13 Eylül 2012 Perşembe

Aslında En Kral Oydu!


Bir futbolcuyu anarken, sadece yeteneklerini değil, sakinliğini, efendiliğini, dürüstlüğünü ve zarafetini hatırladığımız kaç isim var? Ya da soruyu farklı şekilde sorarsak; bir insanın bünyesinde hem yeteneği hem de bu özellikleri birleştirmesi mümkün mü?

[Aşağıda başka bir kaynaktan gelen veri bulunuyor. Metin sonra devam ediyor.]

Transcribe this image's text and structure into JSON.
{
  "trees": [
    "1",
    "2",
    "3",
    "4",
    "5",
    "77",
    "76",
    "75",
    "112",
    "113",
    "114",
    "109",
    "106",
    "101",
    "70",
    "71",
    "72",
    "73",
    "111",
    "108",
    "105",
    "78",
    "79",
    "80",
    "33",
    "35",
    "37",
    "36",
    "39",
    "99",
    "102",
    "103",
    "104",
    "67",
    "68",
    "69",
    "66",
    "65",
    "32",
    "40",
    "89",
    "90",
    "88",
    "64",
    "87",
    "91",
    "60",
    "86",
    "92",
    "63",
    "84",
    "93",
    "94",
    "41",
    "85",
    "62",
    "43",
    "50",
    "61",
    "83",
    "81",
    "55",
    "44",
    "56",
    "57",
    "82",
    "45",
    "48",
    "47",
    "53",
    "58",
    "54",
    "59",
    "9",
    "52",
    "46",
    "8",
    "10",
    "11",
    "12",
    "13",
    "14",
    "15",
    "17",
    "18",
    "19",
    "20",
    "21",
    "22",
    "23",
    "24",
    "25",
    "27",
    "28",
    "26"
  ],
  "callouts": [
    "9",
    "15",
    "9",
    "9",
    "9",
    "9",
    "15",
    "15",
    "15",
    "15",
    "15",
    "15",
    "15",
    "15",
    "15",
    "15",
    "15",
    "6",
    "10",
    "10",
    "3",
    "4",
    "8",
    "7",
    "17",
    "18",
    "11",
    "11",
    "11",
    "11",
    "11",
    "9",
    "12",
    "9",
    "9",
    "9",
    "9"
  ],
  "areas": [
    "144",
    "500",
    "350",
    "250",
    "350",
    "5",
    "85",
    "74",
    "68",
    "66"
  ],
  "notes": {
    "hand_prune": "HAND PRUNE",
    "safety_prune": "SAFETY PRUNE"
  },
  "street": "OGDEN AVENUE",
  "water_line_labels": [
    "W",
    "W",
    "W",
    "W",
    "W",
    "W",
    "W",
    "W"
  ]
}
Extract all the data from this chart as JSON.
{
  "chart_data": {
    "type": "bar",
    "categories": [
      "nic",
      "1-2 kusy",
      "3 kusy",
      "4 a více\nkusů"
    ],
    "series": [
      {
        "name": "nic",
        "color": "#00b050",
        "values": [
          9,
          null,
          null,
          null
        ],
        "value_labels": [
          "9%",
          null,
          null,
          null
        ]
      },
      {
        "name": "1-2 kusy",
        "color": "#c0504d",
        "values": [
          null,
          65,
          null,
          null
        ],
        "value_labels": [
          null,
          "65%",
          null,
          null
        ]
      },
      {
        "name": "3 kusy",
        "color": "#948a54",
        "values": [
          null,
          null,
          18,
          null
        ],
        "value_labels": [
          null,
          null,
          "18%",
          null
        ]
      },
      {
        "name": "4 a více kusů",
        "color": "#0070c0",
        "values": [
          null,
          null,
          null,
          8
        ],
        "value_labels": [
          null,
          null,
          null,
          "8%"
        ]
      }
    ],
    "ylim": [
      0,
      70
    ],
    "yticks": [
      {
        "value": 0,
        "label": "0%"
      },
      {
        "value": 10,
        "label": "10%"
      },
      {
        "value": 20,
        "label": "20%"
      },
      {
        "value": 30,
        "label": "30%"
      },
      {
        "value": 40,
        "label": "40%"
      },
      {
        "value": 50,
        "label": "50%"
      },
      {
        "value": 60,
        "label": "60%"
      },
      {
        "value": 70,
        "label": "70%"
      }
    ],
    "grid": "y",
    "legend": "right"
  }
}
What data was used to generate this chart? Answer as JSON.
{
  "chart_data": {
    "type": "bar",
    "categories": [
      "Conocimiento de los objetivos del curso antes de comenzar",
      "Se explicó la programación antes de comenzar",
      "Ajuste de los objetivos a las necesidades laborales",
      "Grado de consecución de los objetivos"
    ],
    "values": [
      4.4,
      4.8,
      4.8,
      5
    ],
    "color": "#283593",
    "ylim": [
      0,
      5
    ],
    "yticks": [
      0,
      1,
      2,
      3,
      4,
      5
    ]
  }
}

Türkiye sınırları içinde bu soruya verilecek en hızlı cevap, tuttukları takımın rengi ne olursa olsun, yaşı
Kırkı aşkın olan futbolseverlerin ağzından aynı anda ses buluyor: Metin Oktay…
O kraldı ve hâlâ kral.

Dönemin kısıtlı şartlarında görenler görmeyenlere, bilenler bilmeyenlere anlattı ve kuşaklar onun müthiş hikâyeleriyle büyüdü, gelişti. Yaşı kırk civarında onun adı verilen kaç insan var Türkiye'de?
Araştırma yapılacak olsa, karşımıza muhakkak on binlerle ifade bulan bir rakam çıkacaktır. Bu insanlara isimleri, sadece Metin Oktay’ın insanüstü yeteneği ve taraftarların Galatasaray aşkı yüzünden verilmedi. Her ana-babanın evlatlarında olmasını dilediği bütün güzel özelliklerin adıydı Metin.
2 Şubat 1936 tarihinde Metin'in dünyaya gelişi, Oktay ailesini havalara uçuran bir sevinç yaratmıştı.Oktay çiftinin üç kızdan sonra bir erkek çocukları olmuştu. Metin Oktay o günlere ait anılarında, zor koşullara rağmen -Onca Yoksulluk Varken- her zaman el bebek gül bebek büyütüldüğünü, kısıtlı İmkânların hep kendisi için seferber edildiğini anlatırdı. Karşıyaka'dan Alsancak'a taşınmalar Metin için büyük değişikliğin başlangıcı oldu. Alsancak İlkokulu, Alsancak Stadı'nın hemen bitişiğindeydi. Metin okuldan arta kalan bütün zamanını hayranı olduğu Saitleri, Vahaları, Fuatları izleyerek geçiriyordu. O dönemde en büyük idolü Sait Altınordu’ydu. Metin’in içine düşen futbol aşkı, artık onu geceleri gizlice kolunun altına sıkıştırdığı yamalı topuyla Fuar'a çekiyordu. Fuar'ın gece ışıklarını fırsat bilip sabaha kadar çalışıyordu. Bu gecelerde yanındaki tek arkadaşı Fuar'ın gece bekçisiydi. Yine bir gece çalışırken, tanımadığı bir adam 'film noir' gizemiyle paltosunun cebinden kartını çıkarıp “Yarın beni muhakkak görmeye gel evlat,” deyip karanlığın içinde kaybolacaktı. 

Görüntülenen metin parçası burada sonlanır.